Look at the magnetic field vectors for the one-wire configuration. Notice how there is a circular symmetry about the center of the wire. Because of this symmetry, we can use Ampere's law to determine the magnetic field. Now look at the configuration with two wires. You can drag the wires either toward or away from each other. Notice that with two wires the magnetic field lines no longer have a circular symmetry. As a consequence we cannot use Ampere's law to determine the magnetic field. Do not think that Ampere's law is no longer valid. Ampere's law is always true. It is just that in certain cases it is easy to use Ampere's law to calculate the magnetic field and in others it is too difficult.
What is the analytic expression for the magnetic field on a path that has constant |B| if there is only one wire? Move the wires closer together and farther apart. Under what circumstances can this expression be used as an approximation in the case of two wires? Around one wire, |B| = μ0 I / 2 π r and it points in the direction tangent to a circle centered on the wire. If there are two wires, we may add together the magnetic fields due to each individual wire. Be careful: You must add these fields as vectors, not as just numbers.
The magnetic field produced by two long, straight wires is far from irregular. What types of symmetry does this system still have? There is still a symmetry in the z direction, but this symmetry is not useful for calculations using Ampere's law. Why? How do you use an Amperian loop to calculate the magnetic field?

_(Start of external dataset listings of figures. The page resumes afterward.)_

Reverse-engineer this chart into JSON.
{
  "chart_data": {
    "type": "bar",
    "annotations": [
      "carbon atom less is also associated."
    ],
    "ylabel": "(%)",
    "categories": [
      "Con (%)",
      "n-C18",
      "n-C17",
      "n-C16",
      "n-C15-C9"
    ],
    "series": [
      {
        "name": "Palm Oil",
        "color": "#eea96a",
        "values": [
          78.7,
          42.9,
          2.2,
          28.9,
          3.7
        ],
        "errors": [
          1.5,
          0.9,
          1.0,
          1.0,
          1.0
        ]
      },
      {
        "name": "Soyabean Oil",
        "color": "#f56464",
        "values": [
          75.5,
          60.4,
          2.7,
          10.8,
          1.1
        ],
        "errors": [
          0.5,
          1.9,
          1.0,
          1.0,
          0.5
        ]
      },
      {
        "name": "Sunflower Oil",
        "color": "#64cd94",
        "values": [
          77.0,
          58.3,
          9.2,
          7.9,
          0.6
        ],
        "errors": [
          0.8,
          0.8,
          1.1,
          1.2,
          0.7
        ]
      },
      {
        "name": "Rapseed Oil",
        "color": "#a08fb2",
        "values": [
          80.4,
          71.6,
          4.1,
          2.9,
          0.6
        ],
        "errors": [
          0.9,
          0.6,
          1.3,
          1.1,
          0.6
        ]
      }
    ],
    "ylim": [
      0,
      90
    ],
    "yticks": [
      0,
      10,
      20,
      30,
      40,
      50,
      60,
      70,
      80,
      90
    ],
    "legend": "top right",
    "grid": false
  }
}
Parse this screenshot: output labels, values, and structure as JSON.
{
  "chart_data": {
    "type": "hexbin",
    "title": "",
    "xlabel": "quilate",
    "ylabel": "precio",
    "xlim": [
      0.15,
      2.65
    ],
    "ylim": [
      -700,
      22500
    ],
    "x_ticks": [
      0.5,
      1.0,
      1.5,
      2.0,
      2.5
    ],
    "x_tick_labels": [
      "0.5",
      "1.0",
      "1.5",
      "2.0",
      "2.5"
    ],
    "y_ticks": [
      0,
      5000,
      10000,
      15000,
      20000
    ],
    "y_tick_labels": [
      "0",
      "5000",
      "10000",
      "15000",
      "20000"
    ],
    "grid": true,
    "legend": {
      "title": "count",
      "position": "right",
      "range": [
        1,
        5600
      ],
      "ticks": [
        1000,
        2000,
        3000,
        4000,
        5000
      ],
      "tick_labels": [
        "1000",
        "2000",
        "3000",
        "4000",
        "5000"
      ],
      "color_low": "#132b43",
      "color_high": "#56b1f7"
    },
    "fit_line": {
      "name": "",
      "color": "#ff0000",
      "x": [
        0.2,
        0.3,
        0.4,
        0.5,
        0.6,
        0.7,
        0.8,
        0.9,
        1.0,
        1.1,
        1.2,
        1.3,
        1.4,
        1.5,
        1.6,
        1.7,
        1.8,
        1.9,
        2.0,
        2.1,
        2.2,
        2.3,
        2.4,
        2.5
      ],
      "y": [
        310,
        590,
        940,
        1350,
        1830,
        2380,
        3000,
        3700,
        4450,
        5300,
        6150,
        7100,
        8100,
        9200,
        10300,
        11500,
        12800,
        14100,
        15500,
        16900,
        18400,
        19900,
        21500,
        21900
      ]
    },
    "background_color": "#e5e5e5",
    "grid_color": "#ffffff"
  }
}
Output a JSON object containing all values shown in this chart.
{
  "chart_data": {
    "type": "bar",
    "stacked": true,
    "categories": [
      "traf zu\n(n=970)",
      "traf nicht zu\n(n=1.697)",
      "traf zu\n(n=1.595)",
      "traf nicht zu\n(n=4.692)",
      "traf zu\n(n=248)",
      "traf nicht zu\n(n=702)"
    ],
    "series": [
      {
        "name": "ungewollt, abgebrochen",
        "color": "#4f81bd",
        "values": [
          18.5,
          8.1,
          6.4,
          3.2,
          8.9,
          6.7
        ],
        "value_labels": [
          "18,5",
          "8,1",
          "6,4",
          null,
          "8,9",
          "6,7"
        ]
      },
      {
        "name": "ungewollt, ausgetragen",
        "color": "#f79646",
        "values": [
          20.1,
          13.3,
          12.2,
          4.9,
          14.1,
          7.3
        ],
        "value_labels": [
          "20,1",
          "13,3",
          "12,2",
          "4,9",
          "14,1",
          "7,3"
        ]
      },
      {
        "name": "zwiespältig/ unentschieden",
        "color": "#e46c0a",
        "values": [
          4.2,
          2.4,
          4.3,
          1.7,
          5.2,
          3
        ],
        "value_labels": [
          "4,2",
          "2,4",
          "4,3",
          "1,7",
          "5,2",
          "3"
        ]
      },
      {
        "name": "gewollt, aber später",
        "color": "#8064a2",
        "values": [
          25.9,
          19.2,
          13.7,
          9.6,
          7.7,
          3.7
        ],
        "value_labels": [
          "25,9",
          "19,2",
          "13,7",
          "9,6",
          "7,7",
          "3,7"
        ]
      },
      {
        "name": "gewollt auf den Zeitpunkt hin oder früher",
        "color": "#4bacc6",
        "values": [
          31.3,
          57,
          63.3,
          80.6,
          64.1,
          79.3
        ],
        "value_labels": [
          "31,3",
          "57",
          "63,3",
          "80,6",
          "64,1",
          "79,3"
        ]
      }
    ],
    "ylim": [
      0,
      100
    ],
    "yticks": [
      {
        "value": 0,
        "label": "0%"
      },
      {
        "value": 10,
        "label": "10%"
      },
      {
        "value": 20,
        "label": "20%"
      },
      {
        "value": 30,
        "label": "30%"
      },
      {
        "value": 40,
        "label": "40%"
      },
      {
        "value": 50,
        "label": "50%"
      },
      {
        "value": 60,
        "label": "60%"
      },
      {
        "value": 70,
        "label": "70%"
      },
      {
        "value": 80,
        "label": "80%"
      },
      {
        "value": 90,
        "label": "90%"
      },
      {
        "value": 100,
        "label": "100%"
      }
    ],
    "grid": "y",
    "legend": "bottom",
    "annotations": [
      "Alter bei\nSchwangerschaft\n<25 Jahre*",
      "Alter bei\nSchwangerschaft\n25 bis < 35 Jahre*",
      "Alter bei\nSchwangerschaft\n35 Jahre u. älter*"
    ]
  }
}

To use this symmetry, the loop or rectangle would have to be centered on the wire and have one side along the z axis and the other side in the xy plane. Using this rectangle, how much current is enclosed? Since the loop is infinitesimally thin, there is no current enclosed, and therefore the result for the magnetic field is zero. We already know that the magnetic field in the z direction and the radial direction are zero. So this symmetry also tells us something about the field.